Git-Native, AI-Native MBSE

Reqvire brings Model-Based Systems Engineering into the Git workflow as a semantic engineering graph for building verifiable and traceable systems. Instead of keeping system models in a separate tool and requirements in separate documents, Reqvire stores the semantic engineering graph as structured Markdown that can be reviewed, validated, queried, and used by AI assistants.

The model is not just a requirements list. It is an engineering knowledge graph connecting:

  • ontologies
  • capabilities
  • requirements
  • refinements
  • verification evidence
  • implementation artifacts

Where Reqvire Fits

Reqvire is converging at the intersection of:

  • SysML and MBSE
  • knowledge graphs
  • ontology-driven engineering
  • semantic engineering
  • context engineering
  • AI-native development infrastructure

It keeps MBSE traceability and lifecycle discipline, but represents the model in a Git-native form that software teams and AI systems can both use.

What MBSE Means Here

Model-Based Systems Engineering shifts engineering from static documents toward connected models of system meaning, behavior, obligations, interfaces, verification, and evidence.

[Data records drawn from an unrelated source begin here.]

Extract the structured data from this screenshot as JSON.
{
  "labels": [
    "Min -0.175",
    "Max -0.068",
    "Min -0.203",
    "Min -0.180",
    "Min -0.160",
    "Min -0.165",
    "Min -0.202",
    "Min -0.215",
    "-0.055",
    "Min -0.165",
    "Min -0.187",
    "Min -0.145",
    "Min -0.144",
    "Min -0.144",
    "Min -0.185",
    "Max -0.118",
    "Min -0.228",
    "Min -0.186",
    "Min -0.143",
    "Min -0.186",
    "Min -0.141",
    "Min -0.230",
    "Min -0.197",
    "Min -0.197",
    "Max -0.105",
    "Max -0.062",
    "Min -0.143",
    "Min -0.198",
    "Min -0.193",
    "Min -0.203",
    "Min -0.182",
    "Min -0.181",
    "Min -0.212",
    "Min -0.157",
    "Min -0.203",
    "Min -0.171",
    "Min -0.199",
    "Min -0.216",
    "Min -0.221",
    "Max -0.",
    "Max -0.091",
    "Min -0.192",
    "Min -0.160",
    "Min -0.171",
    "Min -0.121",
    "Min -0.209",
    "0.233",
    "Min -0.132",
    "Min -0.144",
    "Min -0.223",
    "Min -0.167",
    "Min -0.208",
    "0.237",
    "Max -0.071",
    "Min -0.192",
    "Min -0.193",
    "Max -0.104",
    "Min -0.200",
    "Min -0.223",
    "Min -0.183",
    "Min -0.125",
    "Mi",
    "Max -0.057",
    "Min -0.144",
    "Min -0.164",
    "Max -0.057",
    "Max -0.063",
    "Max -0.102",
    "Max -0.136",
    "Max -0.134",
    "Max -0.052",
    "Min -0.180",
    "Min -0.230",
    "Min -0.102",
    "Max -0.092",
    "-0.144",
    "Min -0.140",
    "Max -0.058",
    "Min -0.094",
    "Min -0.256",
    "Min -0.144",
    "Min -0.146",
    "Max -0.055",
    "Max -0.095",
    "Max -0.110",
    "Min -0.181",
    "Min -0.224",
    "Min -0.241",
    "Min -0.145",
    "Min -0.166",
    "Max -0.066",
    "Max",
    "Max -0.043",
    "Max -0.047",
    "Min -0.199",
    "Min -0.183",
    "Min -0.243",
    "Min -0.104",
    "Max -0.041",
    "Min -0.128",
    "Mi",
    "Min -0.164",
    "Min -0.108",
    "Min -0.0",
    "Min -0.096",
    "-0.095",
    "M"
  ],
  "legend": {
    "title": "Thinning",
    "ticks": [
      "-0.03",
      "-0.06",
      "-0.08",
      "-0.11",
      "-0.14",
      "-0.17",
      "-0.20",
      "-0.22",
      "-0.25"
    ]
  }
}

In Reqvire, that model remains lightweight and Git-native:

  • Ontologies define reusable domain meaning.
  • Capabilities define stable operational or system abilities.
  • Requirements define implementable obligations.
  • Refinements capture behavioral, state, semantic, input/output, constraint, and specification detail.
  • Verifications prove that obligations and capability expectations are met.
  • Implementation artifacts show where requirements and evidence are realized.

This makes the model useful to systems engineers, software engineers, reviewers, compliance stakeholders, and AI systems.

Why Capabilities Matter

Capabilities are the semantic bridge between domain meaning and implementable work. They describe what the system is able to accomplish without locking the model to a UI screen, deployment artifact, ticket, or code module.

Good capabilities are stable, decomposable, implementation-independent, and verifiable. They provide durable traceability anchors for requirement clusters, ontology context, verification evidence, and architecture impact.

AI-Native Context

Reqvire models are intentionally readable by both humans and AI systems. The graph gives assistants structured context for:

  • finding relevant requirements before editing code
  • understanding capability intent
  • resolving ontology vocabulary
  • checking verification and implementation evidence
  • generating implementation tasks
  • explaining change impact
  • maintaining traceability during refactors

AI can work from the same versioned model that engineers review in pull requests.

Typical Workflow

  1. Define or refine capability intent.
  2. Attach ontology context that gives the capability stable domain meaning.
  3. Derive requirements that specify the capability.
  4. Add refinements for behavior, state, constraints, I/O, semantic contracts, or detailed specifications.
  5. Link requirements and capabilities to verification elements.
  6. Link requirements and evidence-backed verifications to implementation artifacts.
  7. Run validation, coverage, traces, and change impact before review.

Benefits

  • Less drift: requirements, semantic meaning, verification, and implementation evidence stay linked.
  • Better reviews: pull requests can show impact and coverage in the same repository as the code.
  • Better AI context: assistants reason from a structured graph instead of scattered prose.
  • Better lifecycle traceability: changes propagate through capabilities, requirements, verifications, and artifacts.
  • Lower process overhead: the model stays in Markdown and Git rather than a separate heavyweight tool.

Reqvire makes MBSE a practical, reviewable, AI-ready extension of everyday engineering work.